Hacker News new | ask | show | jobs
by schulz 5722 days ago
The difference is that digg has network information (IE: Followers). Stack overflow doesn't.

Think through the ramifications of each of these page flows:

1. Give me this question and everybody who commented on it.

2. Give me every post that this user is following has made over the last n days.

That's why.

2 comments

I think this is exactly it. You can't compare a comment thread on Digg to a Question on SO.
That would increase the load on the database. Why does that increase the load on the webservers?
It depends how you approach the problem. I'm guessing here, from my own experience implementing social graph features, but here goes:

There are a couple of ways you can go about this, the first is the database: Join the network of people against the land of content and bring it back. This doesn't work (as an aside this is what people mean when they say web scale, it has nothing to do with web traffic, it's social graphs) your database will cry. All though not at first, in development it works fine, and you feel fine, and for a while you're ok, but you start growing....

Another way you can go about it is by denormalizing. In this world you store a pointer to each content item for each user. So anytime I do something all the people [following|watch|connected|friended] to me get a record indicating I did this. This works, but now you have lots of data (lots and lots of data!) spread all crazy around. You need some kind of system to push that data out to everybody. It's those last two that drive up your hardware usage, it's not necessarily web boxes, but it's boxes in the background broadcasting the events out to the world, and the datastores to hold it all.
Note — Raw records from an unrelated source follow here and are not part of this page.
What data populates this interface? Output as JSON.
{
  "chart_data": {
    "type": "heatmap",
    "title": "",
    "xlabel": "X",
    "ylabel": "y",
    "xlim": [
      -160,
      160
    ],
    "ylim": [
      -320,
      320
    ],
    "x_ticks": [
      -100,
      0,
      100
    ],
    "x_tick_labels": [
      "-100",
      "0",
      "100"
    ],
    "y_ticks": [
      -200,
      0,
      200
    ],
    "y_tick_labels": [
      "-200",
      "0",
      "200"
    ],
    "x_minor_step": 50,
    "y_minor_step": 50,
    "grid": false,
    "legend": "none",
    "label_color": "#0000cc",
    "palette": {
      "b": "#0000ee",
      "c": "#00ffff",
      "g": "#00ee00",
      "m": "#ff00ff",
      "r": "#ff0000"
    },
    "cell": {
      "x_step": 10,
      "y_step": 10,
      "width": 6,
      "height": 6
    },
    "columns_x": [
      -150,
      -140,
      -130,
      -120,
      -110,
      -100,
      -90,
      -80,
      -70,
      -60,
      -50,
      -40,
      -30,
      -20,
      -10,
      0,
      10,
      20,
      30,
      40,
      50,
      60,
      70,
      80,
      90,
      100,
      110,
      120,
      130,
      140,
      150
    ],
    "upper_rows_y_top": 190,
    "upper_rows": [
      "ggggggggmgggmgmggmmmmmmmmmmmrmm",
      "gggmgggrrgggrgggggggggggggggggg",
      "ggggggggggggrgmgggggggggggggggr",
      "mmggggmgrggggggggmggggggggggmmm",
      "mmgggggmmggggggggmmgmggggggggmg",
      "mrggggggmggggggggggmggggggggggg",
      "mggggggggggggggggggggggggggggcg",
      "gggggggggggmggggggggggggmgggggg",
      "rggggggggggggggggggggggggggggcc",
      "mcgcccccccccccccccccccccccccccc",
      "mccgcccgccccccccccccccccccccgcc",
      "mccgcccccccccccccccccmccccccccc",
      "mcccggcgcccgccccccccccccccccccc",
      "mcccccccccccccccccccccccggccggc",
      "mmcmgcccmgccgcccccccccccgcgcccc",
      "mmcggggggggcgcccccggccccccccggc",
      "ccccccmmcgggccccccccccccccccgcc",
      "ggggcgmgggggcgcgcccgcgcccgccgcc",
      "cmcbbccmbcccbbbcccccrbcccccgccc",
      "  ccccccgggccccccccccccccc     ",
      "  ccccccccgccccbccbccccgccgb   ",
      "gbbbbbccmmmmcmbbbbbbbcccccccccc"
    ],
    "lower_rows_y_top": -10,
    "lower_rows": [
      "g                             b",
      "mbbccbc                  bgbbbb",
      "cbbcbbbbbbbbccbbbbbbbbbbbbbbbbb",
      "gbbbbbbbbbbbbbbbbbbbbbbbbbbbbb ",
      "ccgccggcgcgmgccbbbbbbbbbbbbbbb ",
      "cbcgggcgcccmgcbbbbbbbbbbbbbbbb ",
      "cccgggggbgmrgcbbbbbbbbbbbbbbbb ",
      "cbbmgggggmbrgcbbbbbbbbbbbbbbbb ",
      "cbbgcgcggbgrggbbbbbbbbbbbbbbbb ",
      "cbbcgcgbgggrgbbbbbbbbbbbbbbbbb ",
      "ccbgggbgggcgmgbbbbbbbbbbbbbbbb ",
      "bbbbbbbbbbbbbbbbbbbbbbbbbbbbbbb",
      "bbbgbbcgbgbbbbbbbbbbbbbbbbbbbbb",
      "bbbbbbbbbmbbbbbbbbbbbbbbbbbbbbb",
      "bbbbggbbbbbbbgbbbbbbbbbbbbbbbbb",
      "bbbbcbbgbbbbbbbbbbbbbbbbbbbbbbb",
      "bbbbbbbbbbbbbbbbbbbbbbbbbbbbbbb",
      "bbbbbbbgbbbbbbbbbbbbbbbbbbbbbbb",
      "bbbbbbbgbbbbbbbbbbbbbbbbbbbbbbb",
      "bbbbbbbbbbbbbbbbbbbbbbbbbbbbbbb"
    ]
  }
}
Depending on how your web code works you could also have a lot of overhead on the webservers putting all that stuff together.

My experience here comes from building the social features into toolbox.com. A good example is this page http://it.toolbox.com/people/george_krautzel/posts-connectio... That's all the posts from users connected to our CEO (all 750k of them). Getting that to return in near real time is super fun (and you can probably tell that I went down the DB join path before it all fell apart).